Adding multicopters to the emergency response system will introduce problems as well as solutions, too. If an emergency doctor may be able to arrive at a scene early or even first due to a multicopter, that necessitates special medical equipment usually transported in an NEF, according to the report, which will need to be redesigned and optimized for the lower payload capacity of a multicopter.

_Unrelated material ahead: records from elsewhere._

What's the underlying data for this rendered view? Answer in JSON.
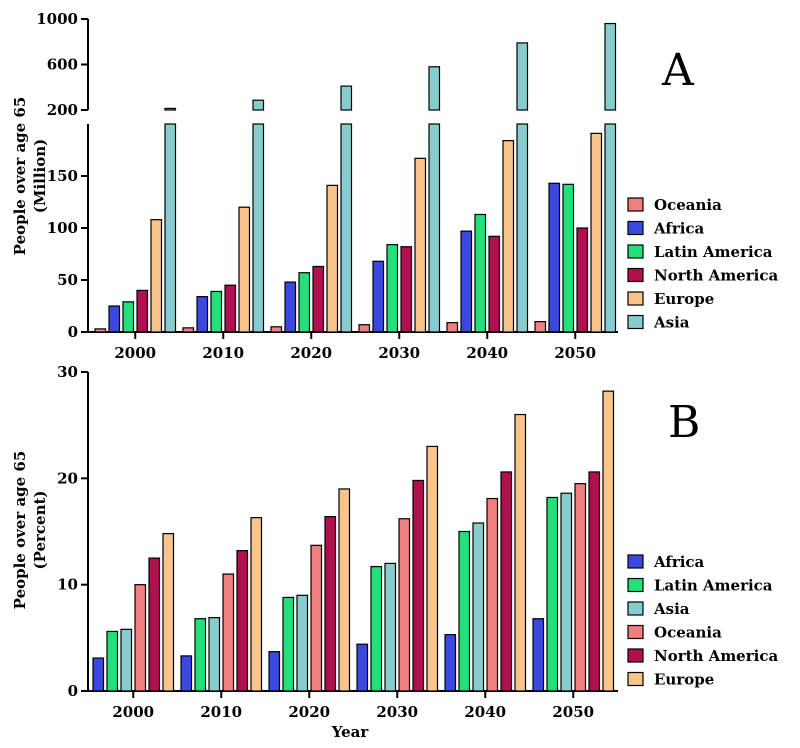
{
  "chart_data": [
    {
      "type": "bar",
      "panel_label": "A",
      "categories": [
        "2000",
        "2010",
        "2020",
        "2030",
        "2040",
        "2050"
      ],
      "ylabel": "People over age 65",
      "ylabel_unit": "(Million)",
      "xlabel": "",
      "y_axis_break": {
        "lower_range": [
          0,
          200
        ],
        "lower_ticks": [
          "0",
          "50",
          "100",
          "150"
        ],
        "upper_range": [
          200,
          1000
        ],
        "upper_ticks": [
          "200",
          "600",
          "1000"
        ]
      },
      "legend_position": "right",
      "series": [
        {
          "name": "Oceania",
          "color": "#f08080",
          "values": [
            3,
            4,
            5,
            7,
            9,
            10
          ]
        },
        {
          "name": "Africa",
          "color": "#3b48e0",
          "values": [
            25,
            34,
            48,
            68,
            97,
            143
          ]
        },
        {
          "name": "Latin America",
          "color": "#22e07a",
          "values": [
            29,
            39,
            57,
            84,
            113,
            142
          ]
        },
        {
          "name": "North America",
          "color": "#b0104e",
          "values": [
            40,
            45,
            63,
            82,
            92,
            100
          ]
        },
        {
          "name": "Europe",
          "color": "#f9c48c",
          "values": [
            108,
            120,
            141,
            167,
            184,
            191
          ]
        },
        {
          "name": "Asia",
          "color": "#86cdcf",
          "values": [
            214,
            286,
            410,
            580,
            790,
            960
          ]
        }
      ]
    },
    {
      "type": "bar",
      "panel_label": "B",
      "categories": [
        "2000",
        "2010",
        "2020",
        "2030",
        "2040",
        "2050"
      ],
      "ylabel": "People over age 65",
      "ylabel_unit": "(Percent)",
      "xlabel": "Year",
      "ylim": [
        0,
        30
      ],
      "yticks": [
        "0",
        "10",
        "20",
        "30"
      ],
      "legend_position": "right",
      "series": [
        {
          "name": "Africa",
          "color": "#3b48e0",
          "values": [
            3.1,
            3.3,
            3.7,
            4.4,
            5.3,
            6.8
          ]
        },
        {
          "name": "Latin America",
          "color": "#22e07a",
          "values": [
            5.6,
            6.8,
            8.8,
            11.7,
            15.0,
            18.2
          ]
        },
        {
          "name": "Asia",
          "color": "#86cdcf",
          "values": [
            5.8,
            6.9,
            9.0,
            12.0,
            15.8,
            18.6
          ]
        },
        {
          "name": "Oceania",
          "color": "#f08080",
          "values": [
            10.0,
            11.0,
            13.7,
            16.2,
            18.1,
            19.5
          ]
        },
        {
          "name": "North America",
          "color": "#b0104e",
          "values": [
            12.5,
            13.2,
            16.4,
            19.8,
            20.6,
            20.6
          ]
        },
        {
          "name": "Europe",
          "color": "#f9c48c",
          "values": [
            14.8,
            16.3,
            19.0,
            23.0,
            26.0,
            28.2
          ]
        }
      ]
    }
  ]
}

Despite these concerns, the study concluded significant potential benefits for emergency medical response and found little evidence of social or economic barriers to implementation. Its authors expect the population to be supportive of multicopter use for medical purposes and estimate the annual cost of a 24-hour multicopter station at around €1.35 million (US$1.59 million) — more expensive than an NEF unit, but cost-efficient when a larger response area of 25-30 km (15.5-18.6 miles) is considered. That figure includes an estimate of multicopter operating cost released by Porsche Consulting in 2018 at one-tenth that of a helicopter.
“The work of the project participants is very impressive. Today we are convinced that multicopters can help shape and improve future rescue services. The results are so promising that will pursue operational testing of the project,” said Frédéric Bruder, managing director of the non-profit ADAC Luftrettung.
In the years to come, Volocopter will conduct technical flights to assess a piloted VoloCity’s ability to take-off and land on slopes, in poor visibility, at night, and in winter, in partnership with the German Aerospace Center. In 2023, a pilot program will be launched using the VoloCity as a minimum viable product in the test regions of Idar-Oberstein and Ansbach, two cities with a combined population of about 70,000.
After that, service rollout is expected beginning in 2025, with ADAC Luftrettung taking the position that initial operations should require a commercial helicopter pilot’s license including a type rating in multicopter aircraft.
Numerous other eVTOL companies — Dufour Aerospace, EHang, and Jump Aero to name a few — are pursuing medical response as a secondary or primary application of their aircraft, with different ideas of how the technology could best integrate with or replace existing transport options.
The ADAC Luftrettung report, offering a wealth of information to support the use of multicopters in particular for a specific application — transporting medical professionals to the scene of an incident in rural regions — may help clarify the use case for eVTOLs in emergency medical services and quell concerns they will compete with helicopters, at least initially.